Segundo José Bártolo, estiveram representadas quatro gerações de designers portugueses que, tanto quanto me consigo lembrar, não chegou a enumerar, mas que se foram tornando explícitas ao longo do dia: uma geração antecedendo ou coincidindo com o começo do design gráfico como um disciplina em Portugal (José Brandão, Jaime Ceia ou Dorindo Carvalho), uma segunda geração que começou a trabalhar já dentro desse esquema disciplinar, na década de oitenta (Jorge Silva, António Modesto, Eduardo Aires, Francisco Providência, Ivone Ralha), uma terceira, já de designers na sua grande maioria formados pela geração anterior (João Faria, Manuel Granja, João Vinagre, etc.) e, finalmente, uma de jovens designers com menos de trinta anos (João Marrucho, Rui Silva, Bolos Quentes, Joana & Mariana, etc.)

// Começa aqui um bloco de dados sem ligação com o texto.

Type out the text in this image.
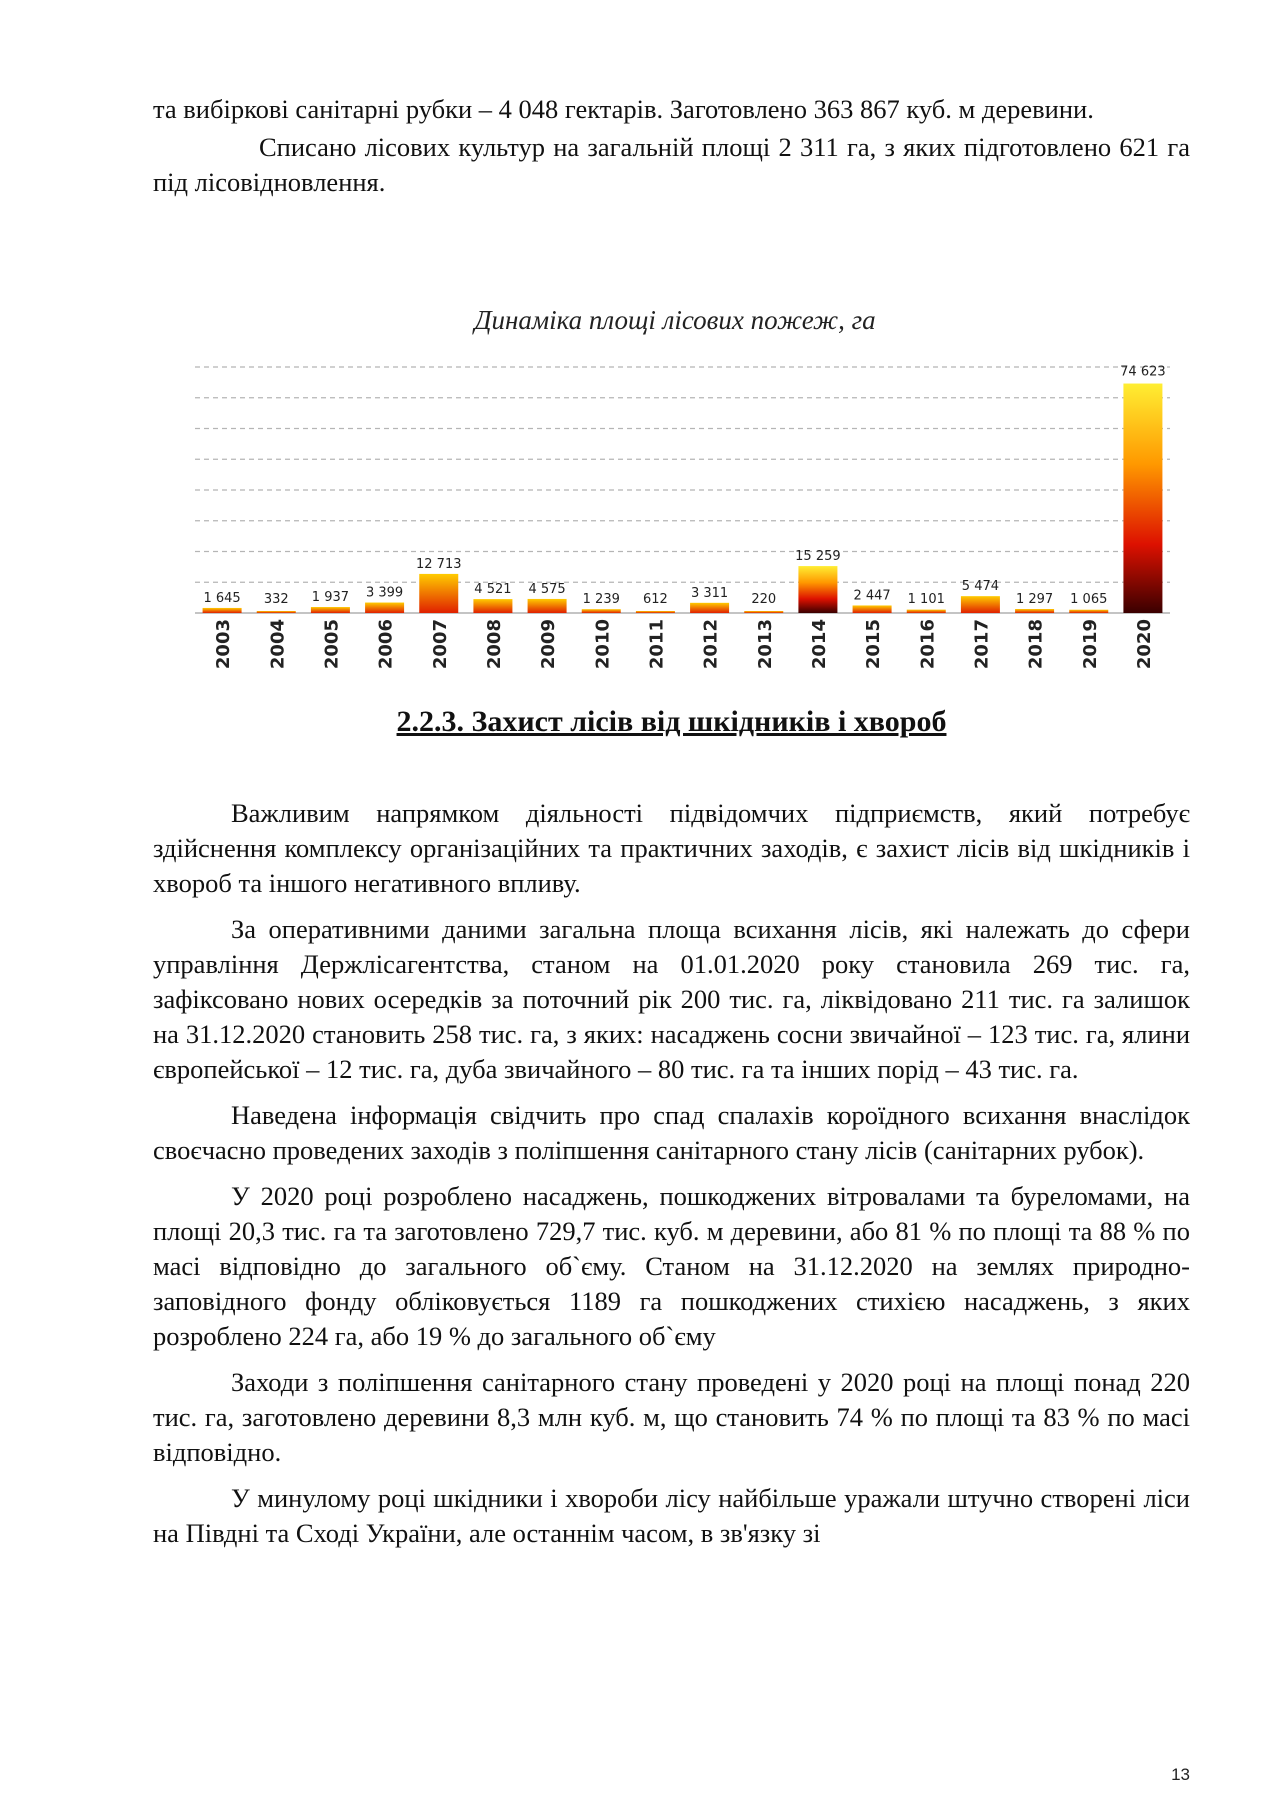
та вибіркові санітарні рубки – 4 048 гектарів. Заготовлено 363 867 куб. м деревини.

Списано лісових культур на загальній площі 2 311 га, з яких підготовлено 621 га під лісовідновлення.

Динаміка площі лісових пожеж, га
1 645 332 1 937 3 399
12 713
4 521 4 575
1 239 612 3 311 220
15 259
2 447 1 101
5 474
1 297 1 065
74 623
2003 2004 2005 2006 2007 2008 2009 2010 2011 2012 2013 2014 2015 2016 2017 2018 2019 2020
2.2.3. Захист лісів від шкідників і хвороб

Важливим напрямком діяльності підвідомчих підприємств, який потребує здійснення комплексу організаційних та практичних заходів, є захист лісів від шкідників і хвороб та іншого негативного впливу.

За оперативними даними загальна площа всихання лісів, які належать до сфери управління Держлісагентства, станом на 01.01.2020 року становила 269 тис. га, зафіксовано нових осередків за поточний рік 200 тис. га, ліквідовано 211 тис. га залишок на 31.12.2020 становить 258 тис. га, з яких: насаджень сосни звичайної – 123 тис. га, ялини європейської – 12 тис. га, дуба звичайного – 80 тис. га та інших порід – 43 тис. га.

Наведена інформація свідчить про спад спалахів короїдного всихання внаслідок своєчасно проведених заходів з поліпшення санітарного стану лісів (санітарних рубок).

У 2020 році розроблено насаджень, пошкоджених вітровалами та буреломами, на площі 20,3 тис. га та заготовлено 729,7 тис. куб. м деревини, або 81 % по площі та 88 % по масі відповідно до загального об`єму. Станом на 31.12.2020 на землях природно-заповідного фонду обліковується 1189 га пошкоджених стихією насаджень, з яких розроблено 224 га, або 19 % до загального об`єму

Заходи з поліпшення санітарного стану проведені у 2020 році на площі понад 220 тис. га, заготовлено деревини 8,3 млн куб. м, що становить 74 % по площі та 83 % по масі відповідно.

У минулому році шкідники і хвороби лісу найбільше уражали штучно створені ліси на Півдні та Сході України, але останнім часом, в зв'язку зі

13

Se houve alguma diferença geracional mais visível, foi uma certa ênfase por parte das duas gerações mais velhas para apoiarem o seus discurso numa ligação a uma tradição, por vezes, construindo-o, talvez de modo um pouco pesado, através da enumeração de máximas e de citações (Modesto e Providência), da invocação da figura tutelar de Sebastião Rodrigues (Jaime Ceia) ou da edição de livros recolhendo essa tradição (Jorge Silva). Nas gerações seguintes, a tradição seria usada sobretudo como inspiração ou matéria-prima, recolhida em letreiros de rua, revistas e livros, reaproveitada criativamente no trabalho do dia-a-dia; não uma homenagem que imobiliza o passado num pedestal, mas que o actualiza e debate a cada momento.

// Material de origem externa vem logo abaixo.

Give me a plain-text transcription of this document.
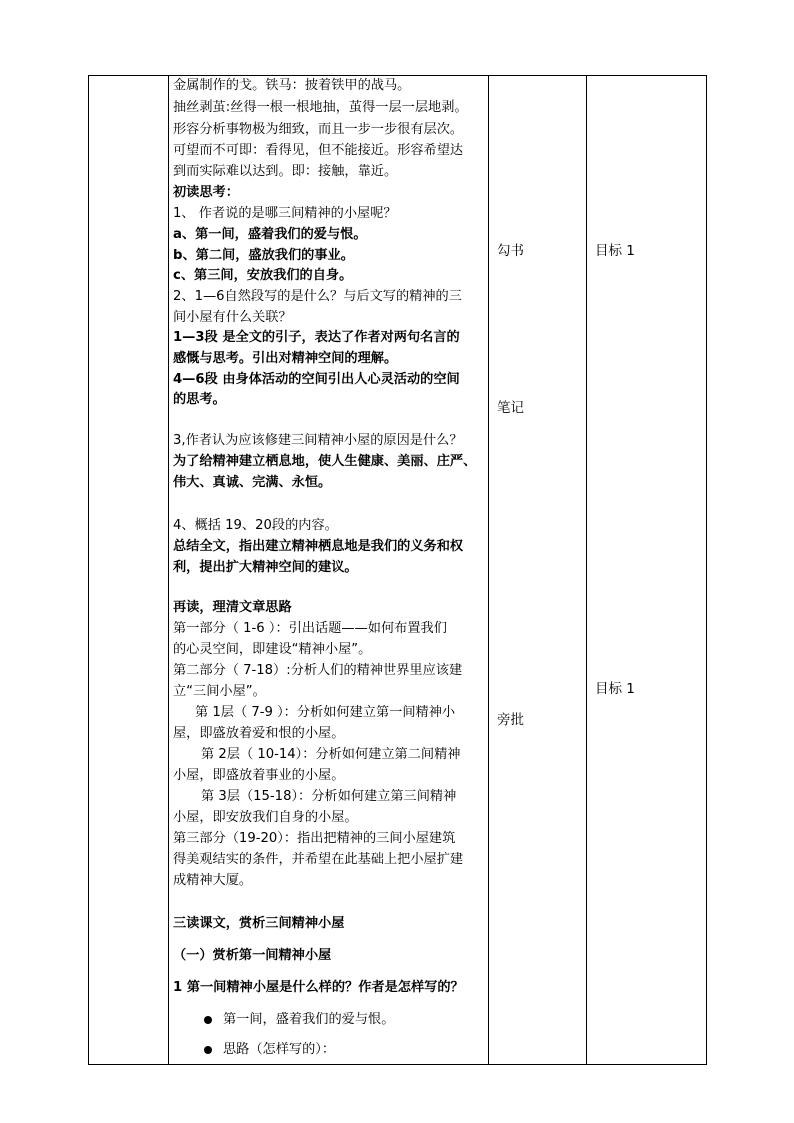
金属制作的戈。铁马：披着铁甲的战马。
抽丝剥茧:丝得一根一根地抽，茧得一层一层地剥。
形容分析事物极为细致，而且一步一步很有层次。
可望而不可即：看得见，但不能接近。形容希望达
到而实际难以达到。即：接触，靠近。
初读思考：
1、 作者说的是哪三间精神的小屋呢？
a、第一间，盛着我们的爱与恨。
b、第二间，盛放我们的事业。
c、第三间，安放我们的自身。
2、1—6自然段写的是什么？与后文写的精神的三
间小屋有什么关联？
1—3段 是全文的引子，表达了作者对两句名言的
感慨与思考。引出对精神空间的理解。
4—6段 由身体活动的空间引出人心灵活动的空间
的思考。
3,作者认为应该修建三间精神小屋的原因是什么？
为了给精神建立栖息地，使人生健康、美丽、庄严、
伟大、真诚、完满、永恒。
4、概括 19、20段的内容。
总结全文，指出建立精神栖息地是我们的义务和权
利，提出扩大精神空间的建议。
再读，理清文章思路
第一部分（ 1-6 ）：引出话题——如何布置我们
的心灵空间，即建设“精神小屋”。
第二部分（ 7-18）:分析人们的精神世界里应该建
立“三间小屋”。
第 1层（ 7-9 ）：分析如何建立第一间精神小
屋，即盛放着爱和恨的小屋。
第 2层（ 10-14）：分析如何建立第二间精神
小屋，即盛放着事业的小屋。
第 3层（15-18）：分析如何建立第三间精神
小屋，即安放我们自身的小屋。
第三部分（19-20）：指出把精神的三间小屋建筑
得美观结实的条件，并希望在此基础上把小屋扩建
成精神大厦。
三读课文，赏析三间精神小屋
（一）赏析第一间精神小屋
1 第一间精神小屋是什么样的？作者是怎样写的？
第一间，盛着我们的爱与恨。
思路（怎样写的）：
勾书
笔记
旁批
目标 1
目标 1
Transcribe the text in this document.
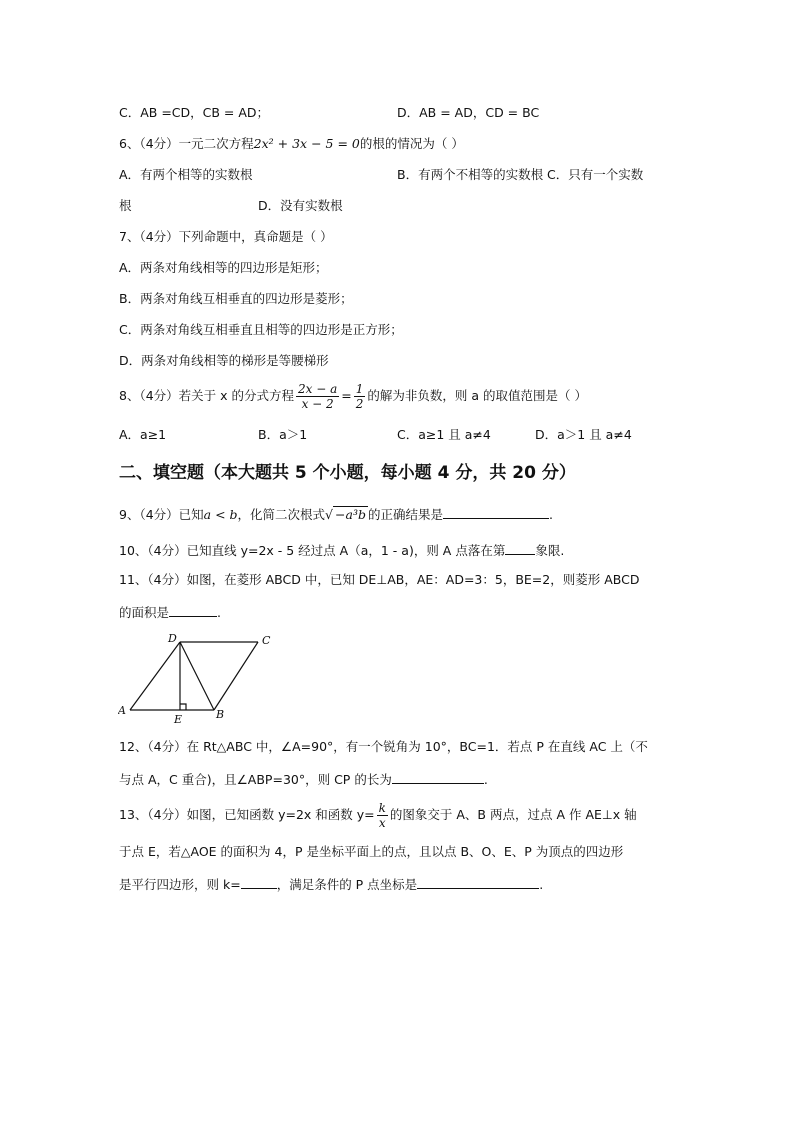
C．AB =CD，CB = AD；	D．AB = AD，CD = BC
6、（4分）一元二次方程2x² + 3x − 5 = 0的根的情况为（ ）
A．有两个相等的实数根	B．有两个不相等的实数根 C．只有一个实数
根	D．没有实数根
7、（4分）下列命题中，真命题是（ ）
A．两条对角线相等的四边形是矩形；
B．两条对角线互相垂直的四边形是菱形；
C．两条对角线互相垂直且相等的四边形是正方形；
D．两条对角线相等的梯形是等腰梯形
8、（4分）若关于 x 的分式方程 $\frac{2x - a}{x - 2} = \frac{1}{2}$ 的解为非负数，则 a 的取值范围是（ ）
A．a≥1	B．a＞1	C．a≥1 且 a≠4	D．a＞1 且 a≠4
二、填空题（本大题共 5 个小题，每小题 4 分，共 20 分）
9、（4分）已知a < b，化简二次根式√ −a³b 的正确结果是	.
10、（4分）已知直线 y=2x - 5 经过点 A（a，1 - a)，则 A 点落在第 象限.
11、（4分）如图，在菱形 ABCD 中，已知 DE⊥AB，AE：AD=3：5，BE=2，则菱形 ABCD
的面积是	.
A	B
C
D
E
12、（4分）在 Rt△ABC 中，∠A=90°，有一个锐角为 10°，BC=1．若点 P 在直线 AC 上（不
与点 A，C 重合)，且∠ABP=30°，则 CP 的长为	.
13、（4分）如图，已知函数 y=2x 和函数 $y= \frac{k}{x}$ 的图象交于 A、B 两点，过点 A 作 AE⊥x 轴
于点 E，若△AOE 的面积为 4，P 是坐标平面上的点，且以点 B、O、E、P 为顶点的四边形
是平行四边形，则 k=	，满足条件的 P 点坐标是	.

De modo geral, a qualidade das apresentações foi muito boa. A maioria recorreu com proveito à muleta do texto escrito ou mesmo da gravação pura e simples, como no caso de Francisco Providência ou Carlos Guerreiro. Acabei por preferir aquelas que, melhor ou pior, foram mais informais: a pantomina minimal de Jorge Silva, olhando imóvel e em silêncio a plateia enquanto a sua apresentação dizia realmente tudo por ele, o optimismo enfático dos slides a contrastar com a cara impassível do designer; a sinceridade franca mas pacatamente excêntrica de João Marrucho que falou de trabalho, estudo, orçamentos e o amor das mulheres; a segurança do trabalho e da apresentação de Rui Silva.